Wird die Gewässerschutzgesetzgebung verschärft, muss wohl auch die ARA Altdorf nachgerüstet werden. (Archivbild Neue UZ/Sven Aregger)

Für 1,2 Milliarden Franken sollen in der Schweiz in den kommenden zwanzig Jahren hundert Kläranlagen aufgerüstet werden, damit selbst kleinste Verunreinigungen nicht mehr in die Gewässer gelangen. So will es der Nationalrat. Vor allem in dicht besiedelten Gebieten sieht er Handlungsbedarf, aber auch im Einzugsgebiet von Seen und Gewässern. Dies könnte auch für den Kanton Uri Konsequenzen haben. Es zeichnet sich ab, dass auch die ARA Altdorf um eine Stufe ausgebaut werden muss. Es wird mit Kosten von mehreren Millionen gerechnet.
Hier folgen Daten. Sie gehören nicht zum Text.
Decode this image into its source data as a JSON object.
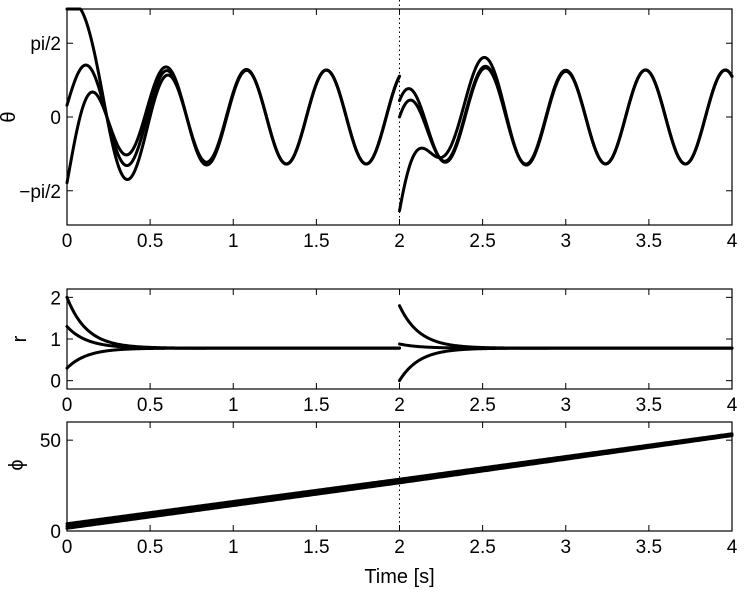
{
  "chart_data": [
    {
      "type": "line",
      "title": "",
      "xlabel": "",
      "ylabel": "θ",
      "xlim": [
        0,
        4
      ],
      "ylim": [
        -2.3,
        2.3
      ],
      "xticks": [
        0,
        0.5,
        1,
        1.5,
        2,
        2.5,
        3,
        3.5,
        4
      ],
      "xtick_labels": [
        "0",
        "0.5",
        "1",
        "1.5",
        "2",
        "2.5",
        "3",
        "3.5",
        "4"
      ],
      "yticks": [
        -1.5708,
        0,
        1.5708
      ],
      "ytick_labels": [
        "−pi/2",
        "0",
        "pi/2"
      ],
      "vline_x": 2,
      "series": [
        {
          "y0": 2.4,
          "reset_y": -2.0
        },
        {
          "y0": 0.25,
          "reset_y": 0.0
        },
        {
          "y0": -1.4,
          "reset_y": 0.35
        }
      ]
    },
    {
      "type": "line",
      "title": "",
      "xlabel": "",
      "ylabel": "r",
      "xlim": [
        0,
        4
      ],
      "ylim": [
        -0.2,
        2.2
      ],
      "xticks": [
        0,
        0.5,
        1,
        1.5,
        2,
        2.5,
        3,
        3.5,
        4
      ],
      "xtick_labels": [
        "0",
        "0.5",
        "1",
        "1.5",
        "2",
        "2.5",
        "3",
        "3.5",
        "4"
      ],
      "yticks": [
        0,
        1,
        2
      ],
      "ytick_labels": [
        "0",
        "1",
        "2"
      ],
      "steady_value": 0.78,
      "series": [
        {
          "y0": 2.0,
          "reset_y": 1.8
        },
        {
          "y0": 1.3,
          "reset_y": 0.88
        },
        {
          "y0": 0.3,
          "reset_y": 0.0
        }
      ]
    },
    {
      "type": "line",
      "title": "",
      "xlabel": "Time [s]",
      "ylabel": "ϕ",
      "xlim": [
        0,
        4
      ],
      "ylim": [
        0,
        60
      ],
      "xticks": [
        0,
        0.5,
        1,
        1.5,
        2,
        2.5,
        3,
        3.5,
        4
      ],
      "xtick_labels": [
        "0",
        "0.5",
        "1",
        "1.5",
        "2",
        "2.5",
        "3",
        "3.5",
        "4"
      ],
      "yticks": [
        0,
        50
      ],
      "ytick_labels": [
        "0",
        "50"
      ],
      "vline_x": 2,
      "series": [
        {
          "y0": 1.5,
          "y_at_2": 26.5,
          "y_end": 52.5
        },
        {
          "y0": 2.7,
          "y_at_2": 27.5,
          "y_end": 53.0
        },
        {
          "y0": 4.0,
          "y_at_2": 28.5,
          "y_end": 53.5
        }
      ]
    }
  ]
}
Jährlich bis zu 300 000 für Uri

Der Bund wird für die Finanzierung einen Fonds schaffen, der von der Bevölkerung gespiesen wird. Jeder Einwohner soll pro Jahr maximal 9 Franken beisteuern. Abgerechnet wird über die ARA-Betreiber. Letztlich wird also die Abwasser Uri für die rund 35 000 Einwohner von Uri zur Kasse gebeten. Sie muss somit jährlich rund 300 000 Franken in den Fonds des Bundes einzahlen. Dieser Beitrag ist zu leisten, bis die Anlage installiert ist.

Insgesamt zahlt die Schweizer Bevölkerung pro Jahr 45 Millionen Franken in den Fonds. Daraus werden dann die Kosten für die Umrüstung der Kläranlagen zu drei Vierteln übernommen. Einen Viertel der Kosten sollen die Betreiber der betroffenen Anlagen tragen. Die Aufrüstung der Altdorfer ARA wird wohl mehrere Millionen Franken kosten. Auf Anfrage der Neuen Urner Zeitung teilte die Abwasser Uri aber mit, dass deswegen nicht unbedingt mit einer Erhöhung der Abwasserpreise zu rechnen sei.